Meine Mutter hat sich um sechs Kinder gekümmert, auf dem Hof geholfen und einen Tag pro Woche als Klavierlehrerin gearbeitet
Sind Sie für den Vaterschaftsurlaub?
Fischer: Nein. Das ist eine Sache zwischen Arbeitgeber und Arbeitnehmer. Man kann Ferien nehmen oder unbezahlten Urlaub.
Zimmermann: Ich bin für ein Modell, das beide Elternteile gleich nutzen können – wie in Deutschland mit der Elternzeit.
Fischer: Wer zahlt das? Der Staat? Bei einem Grossunternehmen ist das vielleicht möglich. Kleine Unternehmen auf dem Land hätten aber grosse Mühe damit.
Braucht es eine Frauenquote?
Fischer: Wir bei der SVP machen keine Frauenförderung – weil es keine braucht. Ich erlebe oft, dass sich Unternehmen bei gleichwertigen Bewerbungen für die Frau entscheiden.
Zimmermann: Per se bin ich auch nicht für die Frauenquote. Doch langsam werde auch ich radikaler, weil ich immer mehr Ungerechtigkeiten erlebe.
Zum Beispiel?
Wenn ich mit älteren Männern diskutiere, kommt fast immer der Satz: Sie meinen es ja schon gut, aber Sie sind halt noch ein bisschen naiv und haben keine Ahnung, wie die Welt funktioniert.
Fischer: Laura!
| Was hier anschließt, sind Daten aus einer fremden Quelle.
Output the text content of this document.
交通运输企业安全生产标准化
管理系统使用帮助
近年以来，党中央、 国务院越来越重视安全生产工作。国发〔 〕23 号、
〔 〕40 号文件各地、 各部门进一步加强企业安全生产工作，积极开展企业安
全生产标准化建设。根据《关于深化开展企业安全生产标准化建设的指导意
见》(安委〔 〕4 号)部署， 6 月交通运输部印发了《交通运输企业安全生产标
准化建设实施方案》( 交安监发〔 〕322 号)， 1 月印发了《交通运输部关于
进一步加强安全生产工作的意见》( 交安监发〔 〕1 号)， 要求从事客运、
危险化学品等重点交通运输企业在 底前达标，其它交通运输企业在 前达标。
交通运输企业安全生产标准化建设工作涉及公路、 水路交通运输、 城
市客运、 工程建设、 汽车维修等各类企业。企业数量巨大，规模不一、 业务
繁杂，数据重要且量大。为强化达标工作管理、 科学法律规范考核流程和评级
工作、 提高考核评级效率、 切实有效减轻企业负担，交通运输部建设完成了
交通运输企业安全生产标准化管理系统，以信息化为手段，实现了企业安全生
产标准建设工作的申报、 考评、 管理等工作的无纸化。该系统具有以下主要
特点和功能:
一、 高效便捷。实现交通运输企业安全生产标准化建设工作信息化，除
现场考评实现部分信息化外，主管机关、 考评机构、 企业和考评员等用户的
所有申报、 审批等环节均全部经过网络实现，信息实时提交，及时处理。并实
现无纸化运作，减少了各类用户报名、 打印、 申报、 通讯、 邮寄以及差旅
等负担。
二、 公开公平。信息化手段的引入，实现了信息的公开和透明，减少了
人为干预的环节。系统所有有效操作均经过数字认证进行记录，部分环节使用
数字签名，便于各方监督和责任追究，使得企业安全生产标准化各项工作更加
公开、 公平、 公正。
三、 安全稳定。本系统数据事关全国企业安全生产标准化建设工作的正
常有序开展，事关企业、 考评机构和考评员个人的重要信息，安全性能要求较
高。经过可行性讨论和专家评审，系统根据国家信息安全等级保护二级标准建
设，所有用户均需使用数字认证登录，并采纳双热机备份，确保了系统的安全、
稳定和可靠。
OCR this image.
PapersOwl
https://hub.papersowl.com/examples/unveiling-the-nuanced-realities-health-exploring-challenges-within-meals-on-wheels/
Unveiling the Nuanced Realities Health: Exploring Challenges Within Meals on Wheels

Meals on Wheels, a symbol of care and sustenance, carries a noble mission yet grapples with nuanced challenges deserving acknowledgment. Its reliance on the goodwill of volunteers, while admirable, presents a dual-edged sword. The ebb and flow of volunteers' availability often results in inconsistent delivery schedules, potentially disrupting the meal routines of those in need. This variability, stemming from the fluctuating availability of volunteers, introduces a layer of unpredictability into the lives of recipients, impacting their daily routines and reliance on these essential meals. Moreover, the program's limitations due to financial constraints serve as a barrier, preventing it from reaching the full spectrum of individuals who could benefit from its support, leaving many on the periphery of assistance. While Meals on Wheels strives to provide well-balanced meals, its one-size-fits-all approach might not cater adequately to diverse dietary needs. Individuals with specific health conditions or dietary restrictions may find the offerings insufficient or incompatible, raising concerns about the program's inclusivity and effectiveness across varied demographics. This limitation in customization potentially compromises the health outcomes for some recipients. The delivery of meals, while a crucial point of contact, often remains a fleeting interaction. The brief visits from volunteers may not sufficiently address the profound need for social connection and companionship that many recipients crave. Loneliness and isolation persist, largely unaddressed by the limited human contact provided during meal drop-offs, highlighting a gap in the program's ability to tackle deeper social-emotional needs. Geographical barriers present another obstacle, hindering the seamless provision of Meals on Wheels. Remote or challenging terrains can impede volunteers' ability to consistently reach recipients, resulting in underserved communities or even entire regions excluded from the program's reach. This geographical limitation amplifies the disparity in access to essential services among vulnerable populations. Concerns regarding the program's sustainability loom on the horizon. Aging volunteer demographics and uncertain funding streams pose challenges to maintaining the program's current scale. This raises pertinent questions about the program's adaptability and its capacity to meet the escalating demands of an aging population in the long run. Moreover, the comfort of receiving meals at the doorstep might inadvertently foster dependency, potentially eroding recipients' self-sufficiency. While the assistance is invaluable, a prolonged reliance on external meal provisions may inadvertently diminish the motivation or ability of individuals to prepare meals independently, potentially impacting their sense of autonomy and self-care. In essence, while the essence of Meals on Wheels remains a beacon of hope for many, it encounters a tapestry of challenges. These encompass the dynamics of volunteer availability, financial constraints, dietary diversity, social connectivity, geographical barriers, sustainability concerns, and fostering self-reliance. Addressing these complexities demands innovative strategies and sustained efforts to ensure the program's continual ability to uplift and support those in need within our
Weisst du, wie oft ich genau das zu hören bekomme? Im Kantonsrat haben mir ältere Kollegen auch schon gesagt, ich solle mir erst einen Bart wachsen lassen, dann könne ich mitreden.
Zimmermann: Aber bei dir kommentiert niemand dein Aussehen oder deine Kleider. Das ist der kleine, aber feine Unterschied. Wir hatten in der Schweiz eine jahrhundertelange Kultur der Männerdominanz. Jetzt haben viele Angst, dass sich das ändert.
Fischer: Ich kenne viele selbstbewusste Frauen – im Militär, in der Politik, der Privatwirtschaft. Und ich habe überhaupt keine Angst.
Was macht Ihnen im Alltag Sorgen?
Fischer: Alles wird teurer: Steuern, Krankenkassenprämien, Sozialversicherungen. Die Jungen müssen immer mehr einzahlen und haben keine Garantie, dass sie jemals etwas von dem Geld sehen.
Zimmermann: Aber wenn wir den Klimawandel nicht in den Griff bekommen, nützt alles andere nichts! In den Abstimmungskämpfen macht mir der zunehmend raue Ton Sorgen. Es gewinnt, wer am lautesten schreit.
Fischer: In letzter Zeit habt ihr am lautesten geschrien.
Zimmermann: Also Beni! Keine künstliche Bescheidenheit bei euch von der SVP.
Wo sehen Sie sich in zehn Jahren?
Fischer: Vielleicht werde ich noch mehr Kinder haben, aber das ist Verhandlungssache (lacht).
Zimmermann: Ich weiss nicht einmal, wie meine nächste Woche aussieht. Ich möchte die Welt bereisen – aber weniger mit dem Flugzeug.